The inspiration for this problem came from the following problem in Tu's book on manifolds:
Let $\mathbb{R}$ be the real line with the differentiable structure given by the maximal atlas of the chart $(\mathbb{R}, \phi = \mathbb{1}: \mathbb{R} \rightarrow \mathbb{R})$ and let $\mathbb{R}'$ be the real line with the differentiable structure given by the maximal atlas of the char $(\mathbb{R}, \psi: \mathbb{R} \rightarrow \mathbb{R})$, where $\psi(x) = x^{1/3}$.
- Show that these two differentiable structures are distinct.
- Show that there is a diffeomorphism between $\mathbb{R}$ and $\mathbb{R}'$.
The proofs are rather simply, for the first question $x^{1/3}$ is not smooth at $0$, and for the second the desired diffeomorphism is clearly $f(x) =x ^3$.
Since I am new to manifolds, I would like to make sure I am thinking about these objects and terms in the correctly way.
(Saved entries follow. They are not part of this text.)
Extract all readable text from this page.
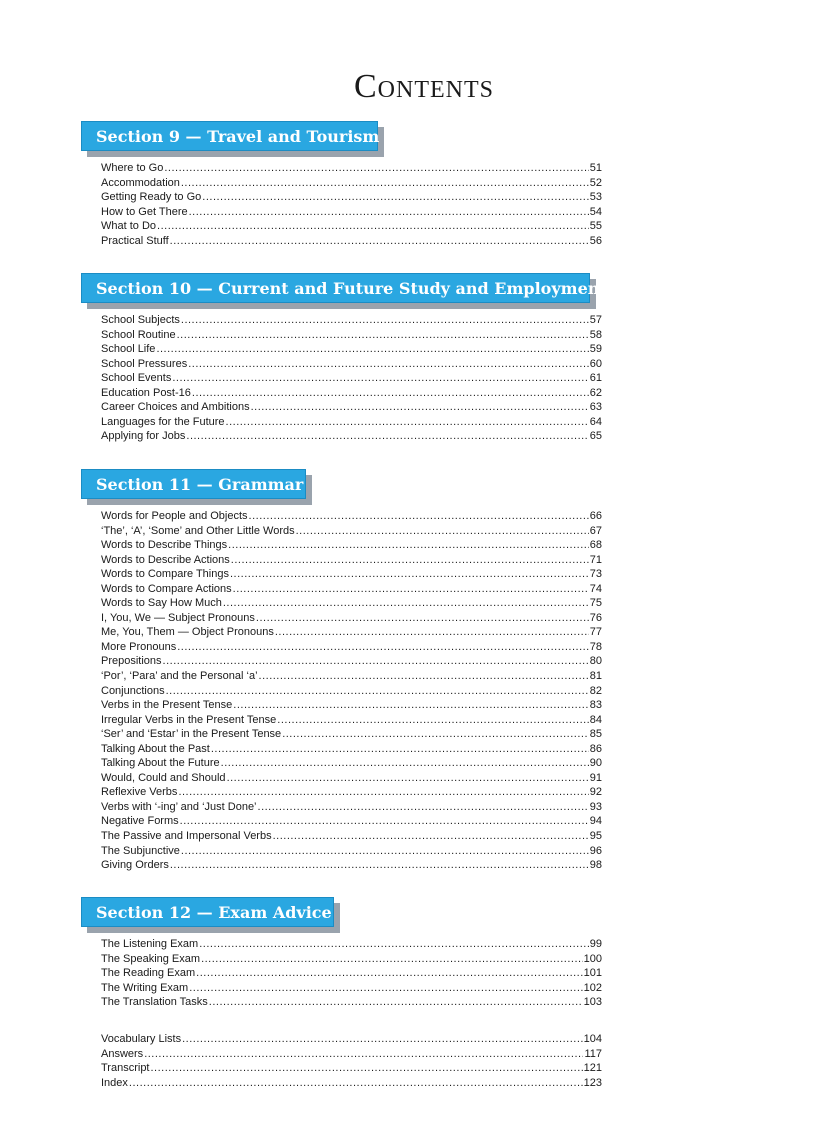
Contents
Section 9 — Travel and Tourism
Where to Go .....	51
Accommodation .....	52
Getting Ready to Go .....	53
How to Get There .....	54
What to Do .....	55
Practical Stuff .....	56
Section 10 — Current and Future Study and Employment
School Subjects .....	57
School Routine .....	58
School Life .....	59
School Pressures .....	60
School Events .....	61
Education Post-16 .....	62
Career Choices and Ambitions .....	63
Languages for the Future .....	64
Applying for Jobs .....	65
Section 11 — Grammar
Words for People and Objects .....	66
‘The’, ‘A’, ‘Some’ and Other Little Words .....	67
Words to Describe Things .....	68
Words to Describe Actions .....	71
Words to Compare Things .....	73
Words to Compare Actions .....	74
Words to Say How Much .....	75
I, You, We — Subject Pronouns .....	76
Me, You, Them — Object Pronouns .....	77
More Pronouns .....	78
Prepositions .....	80
‘Por’, ‘Para’ and the Personal ‘a’ .....	81
Conjunctions .....	82
Verbs in the Present Tense .....	83
Irregular Verbs in the Present Tense .....	84
‘Ser’ and ‘Estar’ in the Present Tense .....	85
Talking About the Past .....	86
Talking About the Future .....	90
Would, Could and Should .....	91
Reflexive Verbs .....	92
Verbs with ‘-ing’ and ‘Just Done’ .....	93
Negative Forms .....	94
The Passive and Impersonal Verbs .....	95
The Subjunctive .....	96
Giving Orders .....	98
Section 12 — Exam Advice
The Listening Exam .....	99
The Speaking Exam .....	100
The Reading Exam .....	101
The Writing Exam .....	102
The Translation Tasks .....	103
Vocabulary Lists .....	104
Answers .....	117
Transcript .....	121
Index .....	123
My current understanding is as follows, by saying $\mathbb{R}$ is taken to be the differentiable structure given by the maximal atlas of the chart $(\mathbb{R}, \phi)$ it means we are considering the collection of all charts that are compatible with the above chart. Likewise for $\mathbb{R}'$. And so by "showing the two differentiable structures are distinct" we are showing that any two charts in these atlases are not smoothly compatible with one another.
Secondly, I am confused how to think about diffeomorphisms in the context of manifolds. When someone says diffeomorphism I simply think of a smooth bijective map whose inverse is smooth as well but not much more. I also know that, in general, to show that a bijective map $f: M \rightarrow N$ is a diffeomorphism between two manifolds $M$ and $N$ we need to show that for any chart $(U, \alpha)$ in $M$ and $(V, \beta)$ in $N$ the compositions:
$$\beta \circ F \circ \alpha^{-1}\\
\alpha \circ F^{-1} \circ \beta^{-1}$$
are both smooth on their appropriate domains.
In the context of the problem from Tu, if we show that there is a diffeomorphism between $\mathbb{R}$ and $\mathbb{R}'$ what does that imply exactly? By (1) the two structures are clearly different, so the existence of a diffeomorphism cannot be thought of as some equivalence between atlases. Does it just mean that we can smoothly map from one manifold to another, which by (1) we know it cannot be the identity map? If so, does this imply that $\mathbb{R}$ and $\mathbb{R}'$ must be two completely different manifolds, even though they both are over $\mathbb{R}$, similar to how we can have different topologies over the same base set?
Best Answer
Although you are correct in stating that the two differentiable structures are different in so far as they are different sets of coordinate charts, they are in a more abstract sense the same. What I mean by this is that a diffeomorphism allows you to identify whatever differentiable structure one manifold has with that of the other, so the structures are in fact equivalent. This is just like isomorphisms in algebra or homeomorphisms in topology.
The fact that two manifolds are diffeomorphic entails that these two manifolds will share properties pertaining to differentiability, just as two isomorphic vector spaces will share linear-algebraic properties such as dimension or two homeomorphic topological spaces will share topological properties such as compactness. In essence, from the differential-topological point of view, these two manifolds are the same, just with different names for points and charts.
To answer your second question, no, having a diffeomorphism is much stronger than being able to map smoothly from one manifold to another, but yes, the diffeomorphism cannot be the identity.
Regarding your last question, not quite. Rather, this situation resembles the following:
Let $\mathcal{T}_1$ be the topology on $\mathbb{R}$ generated by all sets of the form $(a,b]$ and $\mathcal{T}_2$ be the topology generated by sets of the form $[a,b)$. These topologies have different open sets, but the map $x \mapsto -x$ is a homeomorphism, so every topological property (e.g. countability/separation axioms, compactness, etc) that holds for $(\mathbb{R}, \mathcal{T}_1)$ also holds for $(\mathbb{R}, \mathcal{T}_2)$.
Actually, it is an interesting exercise to show that there is only one smooth structure on $\mathbb{R}$ up to diffeomorphism, so no matter how you define a smooth structure on $\mathbb{R}$ it will be essentially the same as the standard one.